Photo: Tenerife Cabildo

Updated 14 July: The Cabildo began to clear the illegal settlements early this morning, with Tenerife President Pedro Martín himself on site to supervise the start of the works. The Cabildo has confirmed that the clearance is being coordinated with the Canarian Government and Adeje Ayuntamiento, and carried out with assistance from police and security forces. Local residents cheered as the dismantling and removals started, saying it has been years since they’ve been able to use their own beach because of the okupas (squatters), many suggesting other areas where they say similar action is urgently needed.

Original post 12 June: The Tenerife Cabildo has announced the clearance of illegal settlements in La Caleta, Adeje, designated a Sitio de Interés Científico (Site of Scientific Interest). The Cabildo, along with the Guardia Civil and representatives from provincial Costas (the Coasts department) and environmental agents will start next week to document formally the specific places and numbers of individuals which have been settled in this coastal environment. This will serve as the basis for the clearance proceedings. The protocol will also establish monitoring routines by national police and security forces once the area has been cleared, to ensure that it isn’t resettled, and so that it remains in its natural condition for the enjoyment of all. The Cabildo said that the protocol needed to be set up because the situation in La Caleta, far from new, required the coordination of various administrations – local, insular, regional, and national – and the process which will start imminently needed to be managed jointly.
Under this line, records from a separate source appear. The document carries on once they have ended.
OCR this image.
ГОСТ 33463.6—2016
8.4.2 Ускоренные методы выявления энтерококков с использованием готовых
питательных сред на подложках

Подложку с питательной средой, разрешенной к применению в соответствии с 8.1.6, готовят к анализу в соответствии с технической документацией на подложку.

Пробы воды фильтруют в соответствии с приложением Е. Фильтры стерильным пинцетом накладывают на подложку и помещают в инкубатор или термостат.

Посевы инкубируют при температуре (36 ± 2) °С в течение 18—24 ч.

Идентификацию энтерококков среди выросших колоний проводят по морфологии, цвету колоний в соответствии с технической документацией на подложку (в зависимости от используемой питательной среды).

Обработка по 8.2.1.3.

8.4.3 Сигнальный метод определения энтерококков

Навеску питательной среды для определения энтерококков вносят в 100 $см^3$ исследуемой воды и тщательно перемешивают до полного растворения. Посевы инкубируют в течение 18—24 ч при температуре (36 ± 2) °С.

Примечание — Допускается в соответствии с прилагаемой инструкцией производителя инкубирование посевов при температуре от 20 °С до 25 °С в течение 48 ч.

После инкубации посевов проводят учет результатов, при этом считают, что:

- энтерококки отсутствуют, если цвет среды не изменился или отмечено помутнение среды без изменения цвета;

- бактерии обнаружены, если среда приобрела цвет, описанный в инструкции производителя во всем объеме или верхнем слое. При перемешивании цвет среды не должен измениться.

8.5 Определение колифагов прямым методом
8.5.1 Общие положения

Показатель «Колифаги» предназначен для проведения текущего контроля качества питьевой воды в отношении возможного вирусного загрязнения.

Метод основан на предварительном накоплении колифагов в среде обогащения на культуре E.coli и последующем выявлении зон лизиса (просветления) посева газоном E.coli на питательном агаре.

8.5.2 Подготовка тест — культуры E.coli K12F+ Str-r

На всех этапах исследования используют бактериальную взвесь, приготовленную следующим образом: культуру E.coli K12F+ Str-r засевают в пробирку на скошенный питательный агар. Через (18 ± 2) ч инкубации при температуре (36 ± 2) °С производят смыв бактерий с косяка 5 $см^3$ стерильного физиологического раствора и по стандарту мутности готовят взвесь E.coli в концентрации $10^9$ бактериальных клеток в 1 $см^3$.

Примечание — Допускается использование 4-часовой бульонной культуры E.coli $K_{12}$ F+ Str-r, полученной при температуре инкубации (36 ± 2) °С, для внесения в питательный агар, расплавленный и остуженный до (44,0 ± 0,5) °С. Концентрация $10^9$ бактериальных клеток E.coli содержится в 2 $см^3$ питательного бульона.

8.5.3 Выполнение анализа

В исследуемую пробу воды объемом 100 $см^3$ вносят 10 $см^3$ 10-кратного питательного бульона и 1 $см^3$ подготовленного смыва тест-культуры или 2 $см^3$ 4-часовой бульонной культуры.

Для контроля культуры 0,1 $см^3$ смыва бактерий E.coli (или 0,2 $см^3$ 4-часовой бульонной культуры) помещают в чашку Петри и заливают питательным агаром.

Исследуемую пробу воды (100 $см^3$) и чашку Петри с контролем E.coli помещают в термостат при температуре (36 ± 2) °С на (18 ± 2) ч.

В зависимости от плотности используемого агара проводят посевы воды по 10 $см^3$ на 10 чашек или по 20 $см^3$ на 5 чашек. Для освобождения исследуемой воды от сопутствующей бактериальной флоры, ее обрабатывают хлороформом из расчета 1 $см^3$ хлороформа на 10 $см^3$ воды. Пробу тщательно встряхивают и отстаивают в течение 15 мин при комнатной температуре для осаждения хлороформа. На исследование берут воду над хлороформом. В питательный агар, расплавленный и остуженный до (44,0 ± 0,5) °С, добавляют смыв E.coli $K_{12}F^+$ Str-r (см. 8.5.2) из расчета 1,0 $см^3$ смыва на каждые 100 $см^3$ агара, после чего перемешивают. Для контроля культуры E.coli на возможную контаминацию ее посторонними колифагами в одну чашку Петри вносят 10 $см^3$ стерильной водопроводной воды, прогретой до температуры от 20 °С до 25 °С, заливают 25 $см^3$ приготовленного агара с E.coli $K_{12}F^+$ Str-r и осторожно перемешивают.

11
  1. I hope they also clean up the ghetto on the Diego Hernández beach.
    “The impact of these settlements without permission in this place of great value, which comes from far behind earning the area the fame of a hippie camp, begins to be very visible in each of the coves. Accumulated rubbish, alterations in the terrain, marks in the dunes …” They sell all kinds of things, food, drinks, etc.
    What about hygiene?

  2. I hope they have strong stomachs when they start to clear away the communal toilet site and the communal rubbish tip that have been a blight on this wonderful natural location.

  3. Are the “illegal residents” still resident in the buildings by the market in Los Cristianos? i was led to believe that they would be vacating them with a little help from the Local Council in the early part of this year, January?

  4. Author

    The last I heard was that it was still occupied in March despite a Court order last December to clear it. In March one of the occupants was taken ill and it made the news that Cruz Roja and police were assisting.

  5. So they have shifted from one place to another..and unfortunately that place happens to be Tijoco Bajo.
    Apparently up to Ten families have taken over a building on the main road into Tijoco Bajo and the whole process of dislodging them has to begin again…
    Mean while us citizens who legally dwell here are put in a position of What do we do now…….

  6. The removal of the squatters was long awaited ,however,they appear to have simply up-sticks and re-pitched their tents and camper-vans further west and now over-run the beach area between El Puertito and Playa Paraiso. One entrepreneur in the new shanty town has even opened a small bar selling drinks to the passing walkers! Needless to say there is no direct water supply or sanitation.Residents at the recently re-opened Bahia hotel will be dreading a South Westerly breeze bringing with it the smell of human and animal excrement.